Sunday, December 27, 2009

Market Awareness, Self Awareness, and Trading Expertise

A very perceptive reader recently asked a question regarding the post on sustaining self-awareness during trading. If traders are self-aware during trading, how can they also be immersed in market action and maintaining their feel for trading patterns?

Ultimately, there is no contradiction: one can be immersed in, say, a fantastic concert and also aware of one's own pleasure in hearing the music. I can be totally focused on the road when I'm driving and yet be aware of my own comfort level with traffic patterns. Indeed, it wouldn't be wrong to say that my focus on the road is filtered through my driving experience, just as my market focus is filtered through my gut feel for moment to moment market action.

When I'm absorbed in a conversation, I'm aware of bodily and emotional cues that tell me how that conversation is going. That awareness is the result of absorption; it doesn't compete with it. For instance, a person will tell me about their view of the market. I will be focused on what they're saying and how they're saying it. I notice that they are rushed in their speech, that they speak of the market with increased volume, that their tone has an argumentative quality despite the fact that no one is arguing with them, and that their assertions are not accompanied by any underlying reasoning. I am very aware of what the person is saying, aware of how they're saying it (and how I'm responding to the message), and aware of how I want to frame my reply (given the person's defensiveness).
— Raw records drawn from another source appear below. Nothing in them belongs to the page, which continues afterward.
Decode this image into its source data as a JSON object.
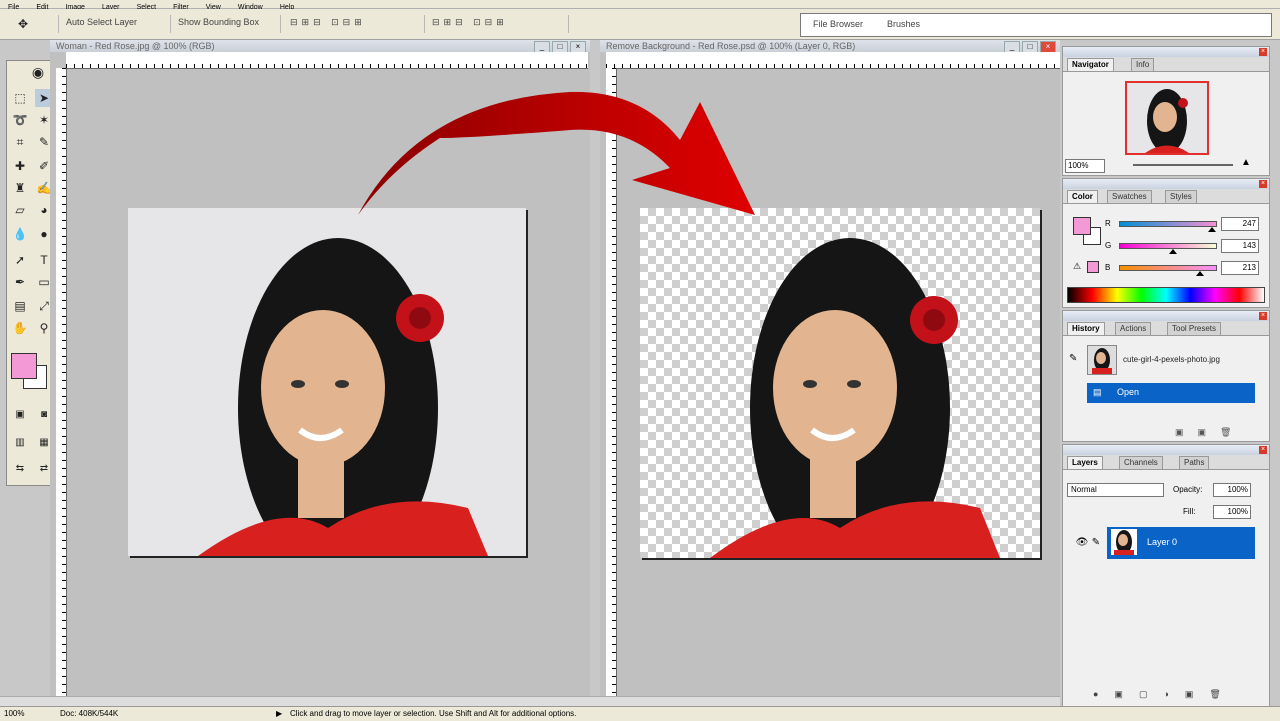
{
  "menu": [
    "File",
    "Edit",
    "Image",
    "Layer",
    "Select",
    "Filter",
    "View",
    "Window",
    "Help"
  ],
  "options": {
    "seg1": "Auto Select Layer",
    "seg2": "Show Bounding Box",
    "palette_tabs": [
      "File Browser",
      "Brushes"
    ]
  },
  "left_doc": {
    "title": "Woman - Red Rose.jpg @ 100% (RGB)"
  },
  "right_doc": {
    "title": "Remove Background - Red Rose.psd @ 100% (Layer 0, RGB)"
  },
  "navigator": {
    "tabs": [
      "Navigator",
      "Info"
    ],
    "zoom": "100%"
  },
  "color": {
    "tabs": [
      "Color",
      "Swatches",
      "Styles"
    ],
    "channels": [
      {
        "label": "R",
        "value": "247",
        "pos": 0.97
      },
      {
        "label": "G",
        "value": "143",
        "pos": 0.56
      },
      {
        "label": "B",
        "value": "213",
        "pos": 0.84
      }
    ],
    "foreground": "#f39ad6",
    "background": "#ffffff"
  },
  "history": {
    "tabs": [
      "History",
      "Actions",
      "Tool Presets"
    ],
    "snapshot": "cute-girl-4-pexels-photo.jpg",
    "items": [
      "Open"
    ]
  },
  "layers": {
    "tabs": [
      "Layers",
      "Channels",
      "Paths"
    ],
    "blend": "Normal",
    "opacity_label": "Opacity:",
    "opacity": "100%",
    "fill_label": "Fill:",
    "fill": "100%",
    "items": [
      "Layer 0"
    ]
  },
  "status": {
    "zoom": "100%",
    "doc": "Doc: 408K/544K",
    "hint": "Click and drag to move layer or selection. Use Shift and Alt for additional options."
  },
  "colors": {
    "accent": "#0a64c8",
    "arrow": "#d40000",
    "dress": "#d8201e"
  }
}
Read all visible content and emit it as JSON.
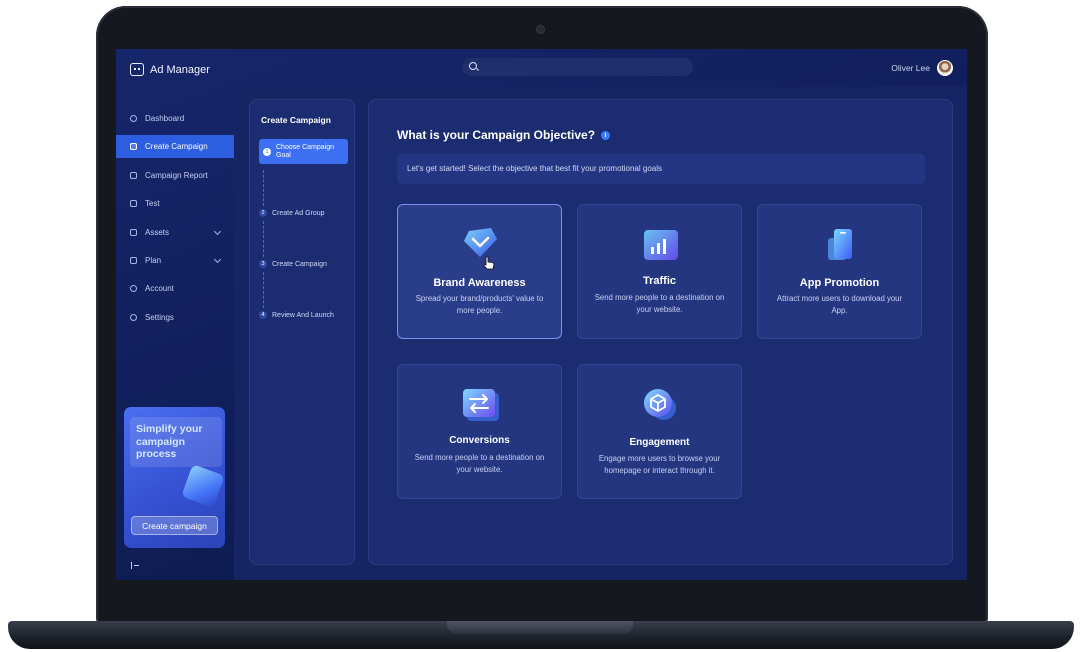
{
  "app": {
    "title": "Ad Manager"
  },
  "search": {
    "placeholder": ""
  },
  "user": {
    "name": "Oliver Lee"
  },
  "sidebar": {
    "items": [
      {
        "label": "Dashboard",
        "active": false
      },
      {
        "label": "Create Campaign",
        "active": true
      },
      {
        "label": "Campaign Report",
        "active": false
      },
      {
        "label": "Test",
        "active": false
      },
      {
        "label": "Assets",
        "active": false,
        "expandable": true
      },
      {
        "label": "Plan",
        "active": false,
        "expandable": true
      },
      {
        "label": "Account",
        "active": false
      },
      {
        "label": "Settings",
        "active": false
      }
    ],
    "promo": {
      "text": "Simplify your campaign process",
      "button": "Create campaign"
    }
  },
  "steps": {
    "title": "Create Campaign",
    "items": [
      {
        "num": "1",
        "label": "Choose Campaign Goal",
        "active": true
      },
      {
        "num": "2",
        "label": "Create Ad Group",
        "active": false
      },
      {
        "num": "3",
        "label": "Create Campaign",
        "active": false
      },
      {
        "num": "4",
        "label": "Review And Launch",
        "active": false
      }
    ]
  },
  "main": {
    "heading": "What is your Campaign Objective?",
    "info": "i",
    "subtitle": "Let's get started! Select the objective that best fit your promotional goals",
    "cards": [
      {
        "title": "Brand Awareness",
        "desc": "Spread your brand/products' value to more people.",
        "icon": "shield-check-icon",
        "selected": true
      },
      {
        "title": "Traffic",
        "desc": "Send more people to a destination on your website.",
        "icon": "bar-chart-icon",
        "selected": false
      },
      {
        "title": "App Promotion",
        "desc": "Attract more users to download your App.",
        "icon": "phone-icon",
        "selected": false
      },
      {
        "title": "Conversions",
        "desc": "Send more people to a destination on your website.",
        "icon": "swap-arrows-icon",
        "selected": false
      },
      {
        "title": "Engagement",
        "desc": "Engage more users to browse your homepage or interact through it.",
        "icon": "cube-icon",
        "selected": false
      }
    ]
  },
  "colors": {
    "accent": "#3c6ff2",
    "background": "#13235f",
    "card": "#24367f"
  }
}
In trading, a large part of expertise is learning to filter market action through our own immediate experience, much as a race car driver or a psychologist might. It is this absorption that allows self-awareness to coexist with market awareness.
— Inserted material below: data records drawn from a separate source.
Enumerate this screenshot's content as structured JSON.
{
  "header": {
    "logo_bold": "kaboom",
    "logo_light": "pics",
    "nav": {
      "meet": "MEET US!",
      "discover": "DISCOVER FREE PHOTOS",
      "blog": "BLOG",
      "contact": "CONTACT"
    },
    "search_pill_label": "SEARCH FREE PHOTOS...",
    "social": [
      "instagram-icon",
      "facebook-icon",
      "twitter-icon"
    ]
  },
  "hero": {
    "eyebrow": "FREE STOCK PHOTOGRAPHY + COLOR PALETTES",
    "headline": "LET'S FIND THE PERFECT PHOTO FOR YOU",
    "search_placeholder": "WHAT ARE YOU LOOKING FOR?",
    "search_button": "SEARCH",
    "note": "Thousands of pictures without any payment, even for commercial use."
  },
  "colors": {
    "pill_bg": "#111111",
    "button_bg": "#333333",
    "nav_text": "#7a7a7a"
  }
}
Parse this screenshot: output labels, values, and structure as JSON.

Note in the prior post how the wrestling coach taught self-awareness to developing athletes during practice time. At first, young wrestlers are completely wrapped up in their match, just as young drivers are totally consumed with the tasks of pressing pedals, watching out for traffic, and steering the wheel. Early in the developmental process, the coach (or driving instructor) provides the self-awareness piece through real-time commentary. Over time, the coach's voice becomes internalized, coexisting with the focus on the tasks at hand.

This is why much of the best performance coaching occurs in real time or very close to real time. The developing performer's self-awareness begins as the internalization of a coach's voice and actions, just as a child's self-awareness begins as internalized dialogue and experience with parents and other significant figures. That "slow down, slow down" message from the driving instructor becomes the young driver's self-talk early in the learning process; eventually it becomes a routine part of the experienced driver's performance.

When developing traders are coaching themselves, they provide their own commentary through what they mentally rehearse before trading and what they write in journals. Many traders keep these messages as post-it notes attached to trading screens, so that those "slow down, slow down" messages are sustained during periods of market absorption. Over time, the messages are repeated enough times, in enough ways, that they become part of a trader's self-talk and a natural part of performance.

At that point, absorption in markets and self-awareness become one: we experience, not ourselves and markets, but markets through our selves.